Şu an dünyada ve Avrupa'da kullanılan kanıtlanmış en etkili tedavi yönteminin Zolgensma gen terapisi olduğunu belirten Ülker “Bu tedavi 2 yaş ve altındaki tüm SMA hastaları için onaylanmıştır. Gen terapisinde eksik olan ve üretilemeyen SMN-1 proteini, virüsler yardımıyla vücutta ürettirilmesi amaçlanır. Bu virüsler tamamen zararsızdır çünkü kendi DNA’ları çıkartılmış ve yerlerine SMN1 geninin DNA dizisi yüklenmiştir. SMN1 geni, SMA hastalarında eksik olan gendir. Tek doz uygulanan bir tedavi yöntemidir.” diye ifade ediyor.

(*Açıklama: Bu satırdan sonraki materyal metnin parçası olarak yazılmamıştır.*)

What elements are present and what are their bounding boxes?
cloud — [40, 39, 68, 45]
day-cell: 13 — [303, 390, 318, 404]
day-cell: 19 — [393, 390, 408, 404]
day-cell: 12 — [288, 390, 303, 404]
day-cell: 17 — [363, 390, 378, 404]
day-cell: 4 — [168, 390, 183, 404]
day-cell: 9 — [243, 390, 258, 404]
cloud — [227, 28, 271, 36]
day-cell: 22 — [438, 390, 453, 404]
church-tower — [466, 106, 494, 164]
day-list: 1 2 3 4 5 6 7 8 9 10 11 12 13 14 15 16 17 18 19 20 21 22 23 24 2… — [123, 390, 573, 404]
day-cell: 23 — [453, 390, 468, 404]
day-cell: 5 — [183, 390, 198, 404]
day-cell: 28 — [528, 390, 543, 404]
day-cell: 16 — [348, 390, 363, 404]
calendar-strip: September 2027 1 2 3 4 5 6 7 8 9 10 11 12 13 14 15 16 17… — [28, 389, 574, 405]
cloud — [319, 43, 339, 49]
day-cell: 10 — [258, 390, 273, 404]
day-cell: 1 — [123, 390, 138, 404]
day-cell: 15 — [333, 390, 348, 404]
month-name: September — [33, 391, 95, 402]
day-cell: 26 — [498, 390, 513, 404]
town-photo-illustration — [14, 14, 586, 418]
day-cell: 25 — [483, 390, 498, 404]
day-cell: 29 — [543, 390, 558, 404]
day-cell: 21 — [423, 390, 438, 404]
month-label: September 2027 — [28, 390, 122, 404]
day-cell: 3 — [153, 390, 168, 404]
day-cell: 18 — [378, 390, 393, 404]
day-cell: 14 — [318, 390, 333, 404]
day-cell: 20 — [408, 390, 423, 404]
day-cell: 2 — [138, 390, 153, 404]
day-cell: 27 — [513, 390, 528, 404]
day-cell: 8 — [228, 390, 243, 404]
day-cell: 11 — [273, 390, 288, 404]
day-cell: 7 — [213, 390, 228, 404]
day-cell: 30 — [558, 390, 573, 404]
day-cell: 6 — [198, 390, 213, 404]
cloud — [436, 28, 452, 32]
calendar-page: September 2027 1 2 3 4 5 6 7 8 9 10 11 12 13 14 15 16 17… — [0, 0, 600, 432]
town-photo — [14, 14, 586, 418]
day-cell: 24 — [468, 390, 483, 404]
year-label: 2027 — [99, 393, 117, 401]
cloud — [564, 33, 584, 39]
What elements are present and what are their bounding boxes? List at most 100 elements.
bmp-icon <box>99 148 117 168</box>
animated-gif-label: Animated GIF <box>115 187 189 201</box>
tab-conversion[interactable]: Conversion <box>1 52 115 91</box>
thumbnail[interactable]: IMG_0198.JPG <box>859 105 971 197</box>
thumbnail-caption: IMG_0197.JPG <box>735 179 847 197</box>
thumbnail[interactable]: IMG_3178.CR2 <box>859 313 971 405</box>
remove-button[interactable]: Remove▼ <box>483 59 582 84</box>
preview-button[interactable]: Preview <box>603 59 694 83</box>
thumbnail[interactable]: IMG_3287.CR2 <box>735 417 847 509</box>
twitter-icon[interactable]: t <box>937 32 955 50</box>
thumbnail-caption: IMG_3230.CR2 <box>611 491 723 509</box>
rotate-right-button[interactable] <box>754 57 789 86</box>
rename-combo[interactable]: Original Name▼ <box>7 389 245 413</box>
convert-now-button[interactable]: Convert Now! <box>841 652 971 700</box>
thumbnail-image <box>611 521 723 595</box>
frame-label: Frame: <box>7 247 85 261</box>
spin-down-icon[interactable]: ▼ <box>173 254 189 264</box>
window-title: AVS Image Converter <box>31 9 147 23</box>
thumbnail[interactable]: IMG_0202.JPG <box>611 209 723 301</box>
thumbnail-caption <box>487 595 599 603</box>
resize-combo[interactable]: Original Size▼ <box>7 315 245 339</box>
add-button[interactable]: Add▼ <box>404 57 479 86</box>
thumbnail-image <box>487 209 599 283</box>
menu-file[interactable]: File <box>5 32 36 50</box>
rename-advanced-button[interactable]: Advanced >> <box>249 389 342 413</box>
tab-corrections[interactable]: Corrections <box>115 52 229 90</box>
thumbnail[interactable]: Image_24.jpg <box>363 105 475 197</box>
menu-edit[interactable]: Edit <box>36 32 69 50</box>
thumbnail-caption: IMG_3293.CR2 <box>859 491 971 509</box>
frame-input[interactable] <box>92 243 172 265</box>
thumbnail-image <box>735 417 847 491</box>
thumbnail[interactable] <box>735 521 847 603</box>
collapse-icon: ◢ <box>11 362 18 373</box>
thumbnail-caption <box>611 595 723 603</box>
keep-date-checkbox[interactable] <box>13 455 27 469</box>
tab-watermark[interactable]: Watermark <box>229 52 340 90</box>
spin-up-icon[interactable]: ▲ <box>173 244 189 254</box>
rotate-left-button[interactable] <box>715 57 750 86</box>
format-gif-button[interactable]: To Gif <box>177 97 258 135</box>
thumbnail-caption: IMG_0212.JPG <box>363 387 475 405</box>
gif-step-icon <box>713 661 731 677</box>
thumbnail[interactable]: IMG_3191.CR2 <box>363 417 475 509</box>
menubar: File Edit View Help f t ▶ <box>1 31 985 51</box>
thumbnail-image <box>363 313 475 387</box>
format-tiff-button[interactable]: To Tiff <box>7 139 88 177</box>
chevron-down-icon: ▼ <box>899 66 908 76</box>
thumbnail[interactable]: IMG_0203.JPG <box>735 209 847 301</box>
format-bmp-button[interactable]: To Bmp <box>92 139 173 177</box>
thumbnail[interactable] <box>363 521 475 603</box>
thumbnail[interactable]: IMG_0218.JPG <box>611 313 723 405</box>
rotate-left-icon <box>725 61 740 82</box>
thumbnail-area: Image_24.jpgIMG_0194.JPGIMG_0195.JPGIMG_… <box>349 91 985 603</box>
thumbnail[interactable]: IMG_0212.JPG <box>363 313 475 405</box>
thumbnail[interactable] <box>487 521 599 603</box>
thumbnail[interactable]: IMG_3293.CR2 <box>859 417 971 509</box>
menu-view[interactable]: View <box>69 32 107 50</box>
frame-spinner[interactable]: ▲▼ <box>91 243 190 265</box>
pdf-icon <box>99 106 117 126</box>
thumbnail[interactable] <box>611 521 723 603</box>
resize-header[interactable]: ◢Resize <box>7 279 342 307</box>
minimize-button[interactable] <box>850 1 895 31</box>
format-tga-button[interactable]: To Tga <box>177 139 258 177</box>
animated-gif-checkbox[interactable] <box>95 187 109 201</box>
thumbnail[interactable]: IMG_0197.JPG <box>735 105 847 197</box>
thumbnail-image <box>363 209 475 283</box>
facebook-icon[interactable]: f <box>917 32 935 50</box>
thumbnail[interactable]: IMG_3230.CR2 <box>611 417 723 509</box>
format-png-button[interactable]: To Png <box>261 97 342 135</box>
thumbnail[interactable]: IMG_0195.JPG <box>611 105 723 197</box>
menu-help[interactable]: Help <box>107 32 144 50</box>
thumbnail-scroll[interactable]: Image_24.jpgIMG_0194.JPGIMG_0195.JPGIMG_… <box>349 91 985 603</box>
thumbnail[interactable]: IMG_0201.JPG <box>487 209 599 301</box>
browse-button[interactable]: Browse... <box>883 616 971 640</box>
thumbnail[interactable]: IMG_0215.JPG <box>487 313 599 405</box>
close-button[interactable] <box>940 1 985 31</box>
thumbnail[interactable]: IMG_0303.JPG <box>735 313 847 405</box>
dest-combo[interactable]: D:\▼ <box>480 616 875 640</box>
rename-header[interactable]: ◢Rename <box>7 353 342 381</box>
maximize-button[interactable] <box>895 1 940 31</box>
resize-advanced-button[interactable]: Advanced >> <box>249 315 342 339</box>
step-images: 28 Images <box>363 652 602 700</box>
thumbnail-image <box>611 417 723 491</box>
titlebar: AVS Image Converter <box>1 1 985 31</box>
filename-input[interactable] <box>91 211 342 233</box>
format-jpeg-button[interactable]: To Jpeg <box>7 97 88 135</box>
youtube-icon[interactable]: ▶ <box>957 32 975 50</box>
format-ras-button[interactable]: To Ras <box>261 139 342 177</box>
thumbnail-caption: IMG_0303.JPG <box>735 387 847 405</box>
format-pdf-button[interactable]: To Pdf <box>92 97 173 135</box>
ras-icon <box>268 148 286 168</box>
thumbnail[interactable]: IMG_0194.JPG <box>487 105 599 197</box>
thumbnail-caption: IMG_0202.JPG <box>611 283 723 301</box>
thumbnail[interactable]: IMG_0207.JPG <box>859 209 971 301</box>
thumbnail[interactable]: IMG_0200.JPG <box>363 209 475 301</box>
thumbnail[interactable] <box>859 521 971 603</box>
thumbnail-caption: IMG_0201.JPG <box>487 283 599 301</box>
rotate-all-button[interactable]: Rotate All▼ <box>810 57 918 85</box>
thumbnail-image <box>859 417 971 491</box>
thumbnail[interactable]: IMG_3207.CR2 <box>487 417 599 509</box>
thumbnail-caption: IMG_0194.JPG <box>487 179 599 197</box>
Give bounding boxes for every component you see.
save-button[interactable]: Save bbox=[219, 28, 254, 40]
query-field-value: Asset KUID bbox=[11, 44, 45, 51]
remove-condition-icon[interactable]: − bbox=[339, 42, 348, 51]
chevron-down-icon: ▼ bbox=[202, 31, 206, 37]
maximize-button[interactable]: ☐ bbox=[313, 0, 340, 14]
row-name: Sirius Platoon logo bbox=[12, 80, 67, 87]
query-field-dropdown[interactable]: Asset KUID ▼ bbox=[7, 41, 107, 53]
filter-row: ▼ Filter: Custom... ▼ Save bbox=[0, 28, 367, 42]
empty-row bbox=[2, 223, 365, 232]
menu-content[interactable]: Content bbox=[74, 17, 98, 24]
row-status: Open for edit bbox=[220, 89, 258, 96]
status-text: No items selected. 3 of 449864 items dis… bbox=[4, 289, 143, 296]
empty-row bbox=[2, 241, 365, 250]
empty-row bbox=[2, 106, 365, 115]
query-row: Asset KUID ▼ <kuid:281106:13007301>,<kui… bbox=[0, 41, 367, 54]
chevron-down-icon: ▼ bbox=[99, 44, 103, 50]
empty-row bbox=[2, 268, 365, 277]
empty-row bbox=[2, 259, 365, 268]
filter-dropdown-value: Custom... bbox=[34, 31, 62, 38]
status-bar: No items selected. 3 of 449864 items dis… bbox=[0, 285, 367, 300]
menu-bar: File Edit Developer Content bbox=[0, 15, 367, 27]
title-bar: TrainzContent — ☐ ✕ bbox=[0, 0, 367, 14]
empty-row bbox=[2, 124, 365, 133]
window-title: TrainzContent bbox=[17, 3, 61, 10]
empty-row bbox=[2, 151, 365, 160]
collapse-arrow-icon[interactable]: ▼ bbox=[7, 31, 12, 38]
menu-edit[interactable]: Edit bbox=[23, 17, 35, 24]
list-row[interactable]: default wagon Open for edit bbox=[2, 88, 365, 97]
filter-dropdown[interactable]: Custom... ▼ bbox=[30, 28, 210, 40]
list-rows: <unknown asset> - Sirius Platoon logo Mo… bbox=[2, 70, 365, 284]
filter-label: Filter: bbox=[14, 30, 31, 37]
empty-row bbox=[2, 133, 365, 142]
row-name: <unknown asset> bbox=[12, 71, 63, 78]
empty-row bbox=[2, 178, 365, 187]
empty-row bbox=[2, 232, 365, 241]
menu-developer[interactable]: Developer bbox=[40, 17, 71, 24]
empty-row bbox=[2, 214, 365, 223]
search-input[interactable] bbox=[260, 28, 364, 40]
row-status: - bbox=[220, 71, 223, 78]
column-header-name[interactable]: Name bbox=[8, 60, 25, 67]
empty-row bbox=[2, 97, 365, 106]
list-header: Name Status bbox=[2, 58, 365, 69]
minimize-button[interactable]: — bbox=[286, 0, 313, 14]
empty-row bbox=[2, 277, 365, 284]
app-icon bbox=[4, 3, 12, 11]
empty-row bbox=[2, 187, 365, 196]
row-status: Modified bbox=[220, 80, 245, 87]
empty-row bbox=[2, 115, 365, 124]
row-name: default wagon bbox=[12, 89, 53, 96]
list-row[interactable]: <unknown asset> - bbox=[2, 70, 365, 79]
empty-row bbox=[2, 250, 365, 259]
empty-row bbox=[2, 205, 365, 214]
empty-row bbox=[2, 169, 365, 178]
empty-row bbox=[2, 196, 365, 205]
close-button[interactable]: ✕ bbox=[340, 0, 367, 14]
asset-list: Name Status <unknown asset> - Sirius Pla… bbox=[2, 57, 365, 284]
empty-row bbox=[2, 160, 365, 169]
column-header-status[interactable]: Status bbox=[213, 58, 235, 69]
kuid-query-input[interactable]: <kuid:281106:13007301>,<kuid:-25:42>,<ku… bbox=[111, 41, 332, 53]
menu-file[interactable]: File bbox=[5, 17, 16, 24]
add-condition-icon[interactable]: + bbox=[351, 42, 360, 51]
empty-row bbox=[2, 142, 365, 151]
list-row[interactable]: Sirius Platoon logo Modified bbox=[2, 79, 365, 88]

Zolgensma gen terapisinin çok pahalı olduğunu ve Sağlık Bakanlığı tarafından karşılanmadığını söyleyen Ülker, “Aileler gözleri önünde eriyen bebekleri ve çocukları için oradan oraya tedavi için koşturuyor. Aileler Zolgensma gen terapisini alamıyor. Çünkü tedavi 2 milyon dolardan daha pahalı. SMA dernekleri ve aileler çeşitli yardım kampanyaları düzenlese de çok çok az çocuk bu tedaviye ulaşabiliyor. Şimdi ailelerimiz gözleri yaşlı ve endişeli bir şekilde Sağlık Bakanlığı'ndan güzel haberler bekliyor.” diyor.